“Please place your IDs on the counter.”
The correctional officer was professional but impersonal, which didn’t allay my anxiety. We had just arrived, and already I was beginning to question whether this was a good idea. My band had been invited by a prison ministry to perform a concert and lead worship for their two Sunday services at an area
The slammer, the pokey, the big house – everyone has preconceived notions about prison. Mine were colored by grim, gritty movies like The Shawshank Redemption and The Green Mile. So I had more than a little trepidation. When my band checked in at the main building, staff carefully frisked us and inventoried our equipment and cords before ushering us through two security doors and into the inner courtyard.
The guard tower was a silent, steady reminder that this was no ordinary gig. We set up our drums, guitars, and keyboard on the chapel stage. Several convicts milled around us, all wearing powder blue shirts and jeans, and offered their assistance. They were friendly, helpful. They were just like you and me. Soon the well-worn pews of the chapel were filled to capacity. And at the first downbeat we were off. These men worshiped! They sang loud and clapped hard and raised their hands with heartfelt spontaneity. They overtly encouraged us to lead them. They responded with conviction and certainty and abandon. It was like they really believed the God of the universe was in this chapel with them. Because he was.
The second service that afternoon was filled to overflowing, mostly with new inmates who had heard about the morning session. And it was even more lively. “Off the hook!” our ministry leader, Greg, described it. “The best response I’ve ever seen.” The ninety-minute service ran an extra hour, and finally, after playing every song we had twice, I finally had to admit to the men that we had run out of prepared music.

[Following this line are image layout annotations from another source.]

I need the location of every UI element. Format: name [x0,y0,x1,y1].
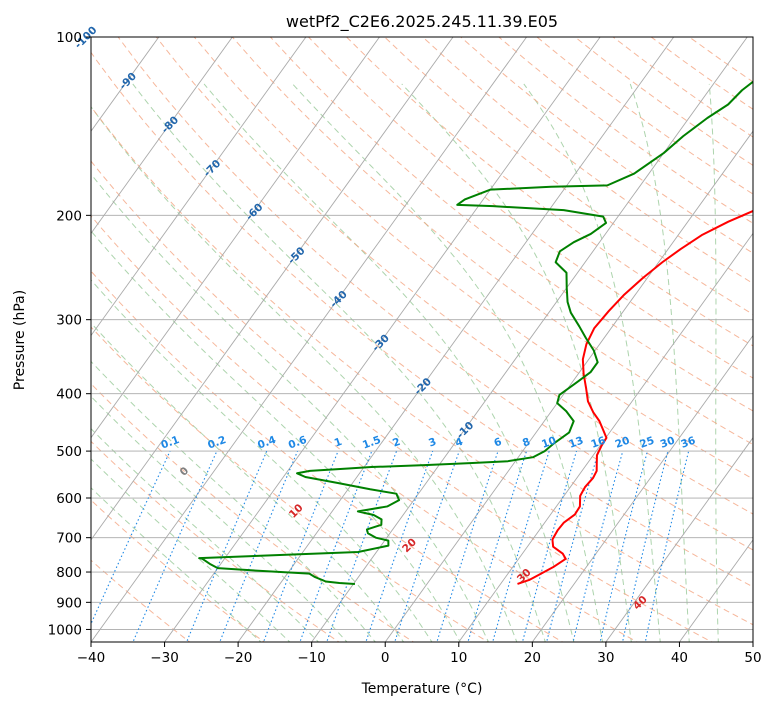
y-tick-label-1: 200 [56,208,82,224]
y-tick-label-3: 400 [56,387,82,403]
x-tick-label-7: 30 [597,650,614,666]
x-tick-label-4: 0 [381,650,390,666]
y-tick-label-8: 900 [56,595,82,611]
x-tick-label-3: −10 [297,650,326,666]
y-axis-ticks: 100 200 300 400 500 600 700 800 900 1000 [48,30,91,638]
x-tick-label-6: 20 [524,650,541,666]
y-tick-label-7: 800 [56,565,82,581]
x-tick-label-8: 40 [671,650,688,666]
y-tick-label-4: 500 [56,444,82,460]
y-tick-label-6: 700 [56,531,82,547]
x-axis-ticks: −40 −30 −20 −10 0 10 20 30 40 50 [77,642,762,666]
x-tick-label-0: −40 [77,650,106,666]
x-tick-label-9: 50 [744,650,761,666]
x-tick-label-1: −30 [150,650,179,666]
x-tick-label-2: −20 [224,650,253,666]
y-tick-label-9: 1000 [48,622,82,638]
y-tick-label-2: 300 [56,313,82,329]
x-axis-label: Temperature (°C) [361,681,483,697]
y-tick-label-5: 600 [56,491,82,507]
chart-title: wetPf2_C2E6.2025.245.11.39.E05 [286,12,558,32]
x-tick-label-5: 10 [450,650,467,666]
y-axis-label: Pressure (hPa) [12,290,28,390]
y-tick-label-0: 100 [56,30,82,46]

“Sing ‘Amazing Grace’!” one of the men shouted. So we did. And it was. Amazing.
The response was nothing short of supernatural. Grown men falling to their knees and on their faces, crying and singing and coming forward for prayer. Thirty inmates came forward at the altar call, with others coming to meet them. It was extraordinary to see these men, tattooed and hardened by stories unspoken, completely unraveled by God, completely unashamed of their need for his mercy and forgiveness. In these holy moments, I had the privilege of experiencing these men stripped and released of the pretense of their false selves, giving themselves honestly and fully to God.
One thing became tangibly real to me that afternoon: these men knew about God’s grace in ways that I did not. And they didn’t take that grace for granted. In a very real way, it was all they had. For many of us grace is seemingly wrapped up in our busy, privileged lives and our egocentric, false pretensions. But behind concrete walls and barbed-wire fences, words like repentance, mercy, freedom, and truth took on deeper meanings. In my reflections later, it occurred to me that I’m not so different from the people behind those prison bars. I once was lost but now am found. My need for grace, for unraveling, for reconciliation, for God, is just the same. For true freedom can only be found in Christ. Only in Christ can we know the truth, and only in Christ can the truth set us truly free (John 8:32).